While the web-scale influence quickly has become associated with the metro transport market, Ciena's expanded portfolio highlights the impact that web applications such as cloud and streaming services, in addition to web IT-inspired networking infrastructures, are having on all kinds of networks -- core, metro and access environments in national, international and submarine networks operated by everyone from 100-year-old-plus telcos, web giants founded in the past ten years and cloud data center operators that sprang up yesterday. (See New Ciena Products Target Web-Scale Evolution.)
"Whatever type of operator you are, you're now building in capabilities in your network to react to what the web-scale providers are doing and how it's affecting the network,” says Mike Adams, vice president of product and technical marketing at Ciena.

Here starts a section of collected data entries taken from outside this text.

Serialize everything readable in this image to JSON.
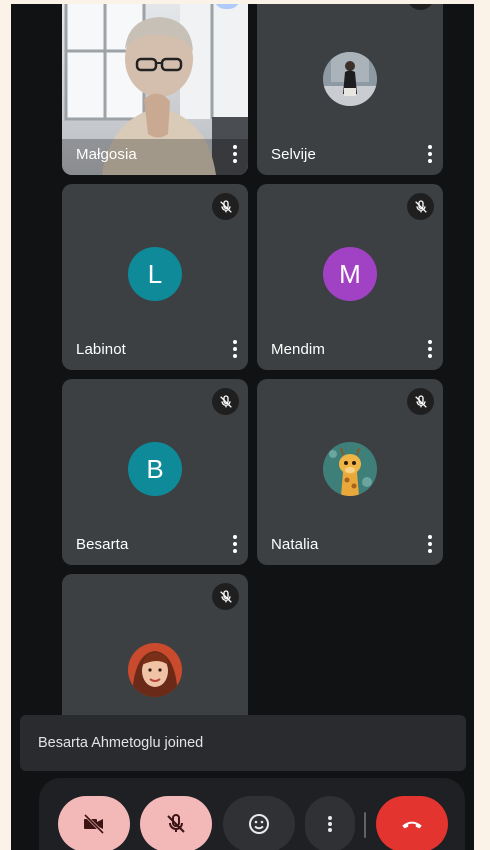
{
  "participants": [
    {
      "name": "Małgosia",
      "type": "video"
    },
    {
      "name": "Selvije",
      "type": "photo"
    },
    {
      "name": "Labinot",
      "type": "letter",
      "initial": "L",
      "color": "#0e8a99"
    },
    {
      "name": "Mendim",
      "type": "letter",
      "initial": "M",
      "color": "#a142c4"
    },
    {
      "name": "Besarta",
      "type": "letter",
      "initial": "B",
      "color": "#0e8a99"
    },
    {
      "name": "Natalia",
      "type": "photo"
    },
    {
      "name": "",
      "type": "photo"
    }
  ],
  "toast": {
    "text": "Besarta Ahmetoglu joined"
  },
  "controls": {
    "camera": {
      "icon": "videocam-off-icon",
      "color": "#f3b8b8"
    },
    "mic": {
      "icon": "mic-off-icon",
      "color": "#f3b8b8"
    },
    "reactions": {
      "icon": "emoji-icon",
      "color": "#303134"
    },
    "more": {
      "icon": "more-vert-icon",
      "color": "#303134"
    },
    "end_call": {
      "icon": "call-end-icon",
      "color": "#e3342f"
    }
  }
}
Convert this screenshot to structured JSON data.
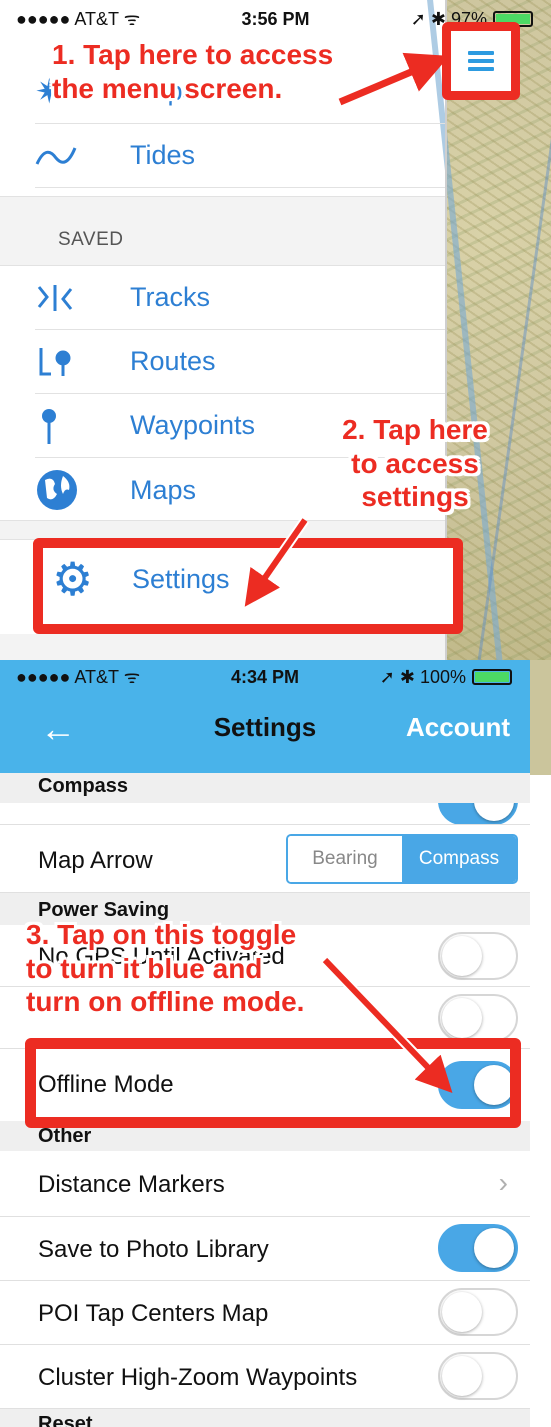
{
  "top": {
    "status_bar": {
      "carrier": "●●●●● AT&T ᯤ",
      "time": "3:56 PM",
      "right": "➚ ✱ 97%",
      "battery_level": 0.97
    },
    "menu": {
      "partial_item_label": "Maps",
      "tides_label": "Tides",
      "saved_heading": "SAVED",
      "tracks_label": "Tracks",
      "routes_label": "Routes",
      "waypoints_label": "Waypoints",
      "maps_label": "Maps",
      "settings_label": "Settings"
    },
    "annotation_1": {
      "line1": "1. Tap here to access",
      "line2": "the menu screen."
    },
    "annotation_2": {
      "line1": "2. Tap here",
      "line2": "to access",
      "line3": "settings"
    }
  },
  "bottom": {
    "status_bar": {
      "carrier": "●●●●● AT&T ᯤ",
      "time": "4:34 PM",
      "right": "➚ ✱ 100%",
      "battery_level": 1.0
    },
    "header": {
      "back": "←",
      "title": "Settings",
      "account": "Account"
    },
    "compass_heading": "Compass",
    "map_arrow_label": "Map Arrow",
    "map_arrow_options": [
      "Bearing",
      "Compass"
    ],
    "map_arrow_selected": "Compass",
    "power_saving_heading": "Power Saving",
    "no_gps_label": "No GPS Until Activated",
    "offline_mode_label": "Offline Mode",
    "other_heading": "Other",
    "distance_markers_label": "Distance Markers",
    "save_photo_label": "Save to Photo Library",
    "poi_tap_label": "POI Tap Centers Map",
    "cluster_label": "Cluster High-Zoom Waypoints",
    "reset_heading": "Reset",
    "annotation_3": {
      "line1": "3. Tap on this toggle",
      "line2": "to turn it blue and",
      "line3": "turn on offline mode."
    },
    "toggles": {
      "compass_top": true,
      "no_gps": false,
      "second_power": false,
      "offline_mode": true,
      "save_photo": true,
      "poi_tap": false,
      "cluster": false
    }
  },
  "colors": {
    "accent": "#49b3ea",
    "annotation_red": "#ec2c22",
    "menu_blue": "#2d7fd3"
  }
}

The new products include new chipsets in the Wavelogic family, namely the WaveLogic Extreme and WaveLgic Nano. The former is a capacity booster for Ciena's 6500 and 5430 packet optical platforms, while the latter, as the name implies, is streamlined for more economical, smaller-footprint, lower-power deployments in metro environments via Ciena's 8700 or 6500 platforms. The Nano looks like the next step in Ciena's metro storyline, which it advanced last year with the unveiling of the 8700 platform. (See Ciena Stirs Up the Metro Market.)
The vendor's new Coherent Select software architecture, meanwhile, leverages the flexible tuning capabilities of the WaveLogic chipsets to lend network operators more flexibility in addressing fast-changing bandwidth demands of web services. "It's a broadcast-and-select architecture, so you can select wavelengths and add and drop them as needed," Adams says. "As you transition the metro from 10G to 100G, you're going to need that flexibility."
While the new offerings have broad applicability to different network types and tiers, the timing of the announcement make them particularly relevant for the many metro 100G upgrades likely to occur during the next few years. (See Poll: Metro Apps Top of Mind for Optical and Metro 100G: Get Excited, but Not Too Excited.)